The SEnO-DTCBiNet framework introduced for BT classification leverages the sophisticated strategies of segmentation and DL techniques, thus ensuring early and timely diagnosis. The framework incorporates OFA-based DW-Net for segmenting the complex brain structures by leveraging the tetra-head attention to discriminate the abstractive features and the SEnO optimization for enhancing the feature representation. Moreover, the deep architecture and the BiLSTM networks enable extracting long-range relationships and the structural patterns more effectively.

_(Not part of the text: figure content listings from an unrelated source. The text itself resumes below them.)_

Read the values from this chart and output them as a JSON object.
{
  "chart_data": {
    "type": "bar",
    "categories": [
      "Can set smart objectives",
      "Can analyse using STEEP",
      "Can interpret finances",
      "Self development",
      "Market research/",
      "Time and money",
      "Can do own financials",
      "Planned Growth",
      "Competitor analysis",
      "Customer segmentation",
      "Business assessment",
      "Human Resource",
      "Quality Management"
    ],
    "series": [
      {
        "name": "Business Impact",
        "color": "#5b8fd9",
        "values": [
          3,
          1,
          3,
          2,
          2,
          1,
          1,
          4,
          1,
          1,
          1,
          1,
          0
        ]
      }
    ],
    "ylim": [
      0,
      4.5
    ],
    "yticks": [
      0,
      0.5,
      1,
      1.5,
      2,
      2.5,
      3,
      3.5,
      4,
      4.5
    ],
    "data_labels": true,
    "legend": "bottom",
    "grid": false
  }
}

Additionally, the SEnO algorithm used for tuning the parameters of the model enhances the model performance by finding the optimal solution. The MSMSD for the feature extraction process captures comprehensive tumor characteristics, enhancing classification performance. The integration of these strategies allows SEnO-DTCBiNet to obtain effective outcomes in differentiating tumor types and an automated solution for diagnosis, ensuring early intervention and treatments. During validation of the approach using the BraTS 2020 dataset, the proposed SEnO-DTCBiNet showed superior performance by acquiring an accuracy of 97.18%, precision of 97.31%, recall of 97.89%, and F1 score of 97.26% reflecting its proficiency against traditional approaches. The SEnO-DTCBiNet framework is limited by its opacity and lack of inherent interpretability, as well as the framework’s multicomponent complexity also risks overfitting. Future work will focus on developing and integrating explainable AI techniques that provide clear visual justifications for their decisions, fostering trust and transparency for medical professionals. The future work of the model would focus on integrating feature selection strategies, integrating explainable AI techniques that provide transparency for medical professionals, and the SEnO-DTCBiNet framework could be extended to integrate multimodal images, such as MRI and CT scans, by developing a robust image fusion strategy. This would unlock richer information from different imaging techniques, thereby improving diagnostic accuracy and robustness.